Several of these hard-right groups have openly declared their intention to start a second American Civil War.

They say they want to see Americans killing each other in the name of white supremacy and rule by the rich, and some have followed their suggestion.

They declare their loyalty to a white-supremacist real estate oligarch from New York, get their news from Australian and Ukrainian oligarchs, and have embraced an ideology championed by Germans in the 1930s.

They even adorn themselves in red and wear funny hats like the British loyalists did in revolutionary times.

The Biden presidency represents America's third, and perhaps final, chance to prove democracy is not merely an idealistic fantasy.

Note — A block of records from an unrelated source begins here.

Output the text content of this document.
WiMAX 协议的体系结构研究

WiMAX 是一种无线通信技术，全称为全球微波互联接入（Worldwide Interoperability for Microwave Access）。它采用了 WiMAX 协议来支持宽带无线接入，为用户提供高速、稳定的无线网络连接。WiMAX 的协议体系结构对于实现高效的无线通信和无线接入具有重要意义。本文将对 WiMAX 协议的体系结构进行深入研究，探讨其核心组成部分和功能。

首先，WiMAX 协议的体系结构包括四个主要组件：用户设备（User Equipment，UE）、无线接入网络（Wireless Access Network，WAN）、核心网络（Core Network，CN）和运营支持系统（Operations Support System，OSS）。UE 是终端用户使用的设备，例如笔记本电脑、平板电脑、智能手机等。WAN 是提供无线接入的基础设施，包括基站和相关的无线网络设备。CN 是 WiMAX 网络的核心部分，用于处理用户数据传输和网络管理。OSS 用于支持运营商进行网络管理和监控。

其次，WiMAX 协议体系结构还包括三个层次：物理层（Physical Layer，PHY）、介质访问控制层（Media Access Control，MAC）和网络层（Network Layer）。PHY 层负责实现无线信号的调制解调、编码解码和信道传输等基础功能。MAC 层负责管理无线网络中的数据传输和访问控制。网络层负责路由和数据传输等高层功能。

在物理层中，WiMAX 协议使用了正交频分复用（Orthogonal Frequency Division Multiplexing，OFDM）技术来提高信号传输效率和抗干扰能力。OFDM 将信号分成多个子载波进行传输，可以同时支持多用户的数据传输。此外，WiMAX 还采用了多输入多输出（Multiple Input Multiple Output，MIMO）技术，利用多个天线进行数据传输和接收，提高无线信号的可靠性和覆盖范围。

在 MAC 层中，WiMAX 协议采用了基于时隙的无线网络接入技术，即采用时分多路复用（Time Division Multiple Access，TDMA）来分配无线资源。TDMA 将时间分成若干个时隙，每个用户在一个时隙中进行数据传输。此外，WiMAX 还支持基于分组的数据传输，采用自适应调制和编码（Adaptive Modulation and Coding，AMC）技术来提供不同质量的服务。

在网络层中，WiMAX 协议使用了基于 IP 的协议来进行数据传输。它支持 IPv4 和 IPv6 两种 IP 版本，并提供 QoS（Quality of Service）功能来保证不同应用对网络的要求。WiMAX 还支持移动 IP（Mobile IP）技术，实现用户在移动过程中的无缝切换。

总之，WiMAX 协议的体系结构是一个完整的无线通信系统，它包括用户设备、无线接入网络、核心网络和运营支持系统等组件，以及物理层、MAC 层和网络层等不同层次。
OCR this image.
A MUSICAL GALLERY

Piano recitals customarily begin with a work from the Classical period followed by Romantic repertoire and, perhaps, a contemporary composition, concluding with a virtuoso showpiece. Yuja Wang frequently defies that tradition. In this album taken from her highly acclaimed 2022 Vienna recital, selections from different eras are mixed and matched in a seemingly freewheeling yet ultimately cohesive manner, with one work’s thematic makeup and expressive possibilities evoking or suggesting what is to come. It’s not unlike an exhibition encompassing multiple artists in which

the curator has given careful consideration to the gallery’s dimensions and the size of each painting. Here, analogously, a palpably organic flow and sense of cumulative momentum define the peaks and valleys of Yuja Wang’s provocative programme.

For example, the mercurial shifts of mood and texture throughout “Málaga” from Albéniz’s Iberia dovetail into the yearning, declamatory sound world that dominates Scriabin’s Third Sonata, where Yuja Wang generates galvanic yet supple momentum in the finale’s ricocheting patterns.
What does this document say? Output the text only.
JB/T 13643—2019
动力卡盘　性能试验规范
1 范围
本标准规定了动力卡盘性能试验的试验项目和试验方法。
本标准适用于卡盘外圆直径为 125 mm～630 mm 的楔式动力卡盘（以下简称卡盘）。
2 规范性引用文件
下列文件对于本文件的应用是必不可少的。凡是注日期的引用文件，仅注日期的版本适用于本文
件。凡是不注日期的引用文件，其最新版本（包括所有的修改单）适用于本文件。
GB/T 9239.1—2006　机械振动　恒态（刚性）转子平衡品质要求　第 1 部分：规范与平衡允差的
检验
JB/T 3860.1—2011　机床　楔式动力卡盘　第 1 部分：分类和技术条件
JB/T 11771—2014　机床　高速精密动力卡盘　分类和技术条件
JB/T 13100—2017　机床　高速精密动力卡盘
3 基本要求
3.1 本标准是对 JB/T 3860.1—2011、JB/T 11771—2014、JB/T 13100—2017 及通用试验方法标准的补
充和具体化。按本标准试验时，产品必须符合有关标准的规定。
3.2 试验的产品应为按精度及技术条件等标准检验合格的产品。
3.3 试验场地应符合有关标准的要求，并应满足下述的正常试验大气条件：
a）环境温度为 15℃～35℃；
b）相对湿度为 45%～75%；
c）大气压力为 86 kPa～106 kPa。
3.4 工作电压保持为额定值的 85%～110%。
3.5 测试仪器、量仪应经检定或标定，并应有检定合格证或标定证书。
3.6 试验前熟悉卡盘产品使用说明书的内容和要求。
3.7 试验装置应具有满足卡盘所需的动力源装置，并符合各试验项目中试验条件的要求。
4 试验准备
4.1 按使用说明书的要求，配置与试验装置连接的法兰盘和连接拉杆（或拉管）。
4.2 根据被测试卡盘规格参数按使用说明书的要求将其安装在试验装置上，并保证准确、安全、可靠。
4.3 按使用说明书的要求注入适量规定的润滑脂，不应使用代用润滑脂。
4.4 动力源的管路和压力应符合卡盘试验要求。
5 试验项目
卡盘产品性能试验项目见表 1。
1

If his administration and the Democrats in Congress can succeed in conquering the coronavirus, putting the American economy back on track, and rebuilding the civil society that 40 years of Reaganism has so devastated, American democracy — and, indeed, democracy around the world — may well endure and even grow.

But Republicans are doing everything they can to keep that from happening, from discouraging vaccination and public health measures, to sabotaging our election systems, to amplifying their rhetoric of hate and terror across multiple media platforms.

When "moderate" voices within their ranks, like Mitt Romney and Liz Cheney, dare pop their heads up, the majority of the Republican Party viciously attacks them.

Dissent is no longer allowed in the GOP.

Authoritarianism has prevailed.

Oligarchy has completely seized the party.

These, as Thomas Paine (a fervent believer in democracy) said, "are the times that try men's souls."

Long before actual conflict broke out, Paine wrote: "The summer soldier and the sunshine patriot will, in this crisis, shrink from the service of their country; but he that stands by it now, deserves the love and thanks of man and woman. Tyranny, like hell, is not easily conquered…"

We must not let the right-wing Redcoat/Redhat terrorists, who have openly proclaimed their goal of Americans killing Americans in an ideological and racial war, prevail.